Finally, the rest of the Commonwealth has learned what Eureka junior athletes already know – Ballarat javelin thrower Kathryn Mitchell is a role model with an incredible story in discipline and persistence.
Now the Eureka athlete has a golden chapter.
The 35-year-old threw an Australian record of 68.92 metres to stake a gold medal in the Commonwealth Games on the Gold Coast last night.
Mitchell made her Games debut in Melbourne 2006 and the journey to her fourth Commonwealth Games has been all about continuously reinventing her game, physically and mentally.
Then Mitchell deliberately released the brakes in a superb season, breaking the Australian record twice on her road to the Games.
“I’m trying to let it happen rather than chasing it,” Mitchell said after last month’s state titles.
The Commonwealth title assured, an emotional Mitchell made her final attempt, a foul, before celebrating at Carrara Stadium.
Mitchell, who hails from Casterton, captured the attention of long-time Ballarat athletics coach Lindsay Burgoyne with her strong sprint and jump work as a teenager.

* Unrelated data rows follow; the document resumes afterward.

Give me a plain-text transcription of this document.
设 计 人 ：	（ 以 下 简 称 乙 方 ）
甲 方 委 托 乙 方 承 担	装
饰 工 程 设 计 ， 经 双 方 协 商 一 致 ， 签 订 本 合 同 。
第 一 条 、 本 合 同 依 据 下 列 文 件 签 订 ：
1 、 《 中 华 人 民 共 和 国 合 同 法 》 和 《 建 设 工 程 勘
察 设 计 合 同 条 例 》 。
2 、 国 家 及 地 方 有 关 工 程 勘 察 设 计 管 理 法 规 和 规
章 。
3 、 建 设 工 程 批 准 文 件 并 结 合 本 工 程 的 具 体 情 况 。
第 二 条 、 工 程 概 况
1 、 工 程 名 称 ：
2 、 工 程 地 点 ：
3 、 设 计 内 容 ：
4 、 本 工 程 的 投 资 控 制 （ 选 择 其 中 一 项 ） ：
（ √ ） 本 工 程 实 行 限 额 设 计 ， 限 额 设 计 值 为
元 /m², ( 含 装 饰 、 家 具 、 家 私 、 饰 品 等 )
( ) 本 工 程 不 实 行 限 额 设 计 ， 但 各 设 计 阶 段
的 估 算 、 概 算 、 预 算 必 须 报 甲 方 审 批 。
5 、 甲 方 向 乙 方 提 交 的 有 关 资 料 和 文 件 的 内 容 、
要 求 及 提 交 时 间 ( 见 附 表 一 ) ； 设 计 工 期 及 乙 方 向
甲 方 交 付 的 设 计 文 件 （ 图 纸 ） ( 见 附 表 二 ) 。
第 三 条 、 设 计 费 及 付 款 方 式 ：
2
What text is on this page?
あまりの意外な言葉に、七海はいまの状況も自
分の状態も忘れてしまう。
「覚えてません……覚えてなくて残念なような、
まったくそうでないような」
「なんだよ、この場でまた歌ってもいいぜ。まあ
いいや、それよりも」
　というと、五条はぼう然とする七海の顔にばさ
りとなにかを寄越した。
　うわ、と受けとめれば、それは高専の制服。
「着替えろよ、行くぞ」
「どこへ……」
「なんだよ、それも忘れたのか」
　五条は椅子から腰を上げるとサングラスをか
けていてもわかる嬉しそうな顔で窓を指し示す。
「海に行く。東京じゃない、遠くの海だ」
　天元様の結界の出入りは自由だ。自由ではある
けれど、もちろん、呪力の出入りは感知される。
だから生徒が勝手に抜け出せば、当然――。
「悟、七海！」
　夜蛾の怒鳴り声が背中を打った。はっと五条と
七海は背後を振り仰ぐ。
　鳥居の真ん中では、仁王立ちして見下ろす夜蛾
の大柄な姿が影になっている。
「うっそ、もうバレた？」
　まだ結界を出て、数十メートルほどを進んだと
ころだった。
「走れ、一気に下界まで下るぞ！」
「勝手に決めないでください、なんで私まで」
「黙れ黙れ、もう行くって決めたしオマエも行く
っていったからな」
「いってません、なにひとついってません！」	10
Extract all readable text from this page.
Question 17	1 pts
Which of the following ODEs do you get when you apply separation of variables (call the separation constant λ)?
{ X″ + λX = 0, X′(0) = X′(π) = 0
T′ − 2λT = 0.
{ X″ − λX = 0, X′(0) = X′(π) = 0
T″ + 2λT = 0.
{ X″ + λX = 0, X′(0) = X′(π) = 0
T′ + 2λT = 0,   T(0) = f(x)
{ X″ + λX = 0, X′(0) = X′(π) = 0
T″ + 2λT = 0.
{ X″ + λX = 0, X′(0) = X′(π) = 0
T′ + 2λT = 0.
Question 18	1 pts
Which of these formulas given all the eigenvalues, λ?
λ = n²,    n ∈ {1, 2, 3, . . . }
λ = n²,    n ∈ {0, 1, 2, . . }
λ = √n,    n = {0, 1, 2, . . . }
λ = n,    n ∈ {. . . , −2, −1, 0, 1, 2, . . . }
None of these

She was a prime candidate for javelin, a sport relying on flexibility, mobility and timing for base power – enough to convince her to Ballarat.
This was her beginning.
Athletics has taken Mitchell across the world, but Ballarat is where she has made her home.
Young Eureka athletes say they never take for granted watching the Olympian training at Llanberris Reserve. Mitchell stays low-key but intensely disciplined presence challenges them to work harder, like their stablemate.
Eureka’s Will Barber said there has been a real buzz about the club with Mitchell in stellar form leading into the Commonwealth Games.
“Kathryn’s an inspiration to watch in her elite training for us developing athletes,” Will said. “I like to tell athletes sometimes, make sure you pay attention – there’s an Olympian training over there.
"Kathryn’s been an upstanding athlete for Eureka Athletics Club and Ballarat Regional Athletics Centre a long time now and we couldn’t be more proud of her representing Australia and chasing her dream.”
Will said you need not be a larger-than-life athlete or big name like Usain Bolt to be a hero. Mitchell’s hard work and persistence made her a great role model.
Mitchell said she still believed in achieving big things and improving as the oldest competitor in last year’s world track and field championships. Her aim was to inspire persistence for younger athletes. Mitchell will return to Ballarat as a golden example.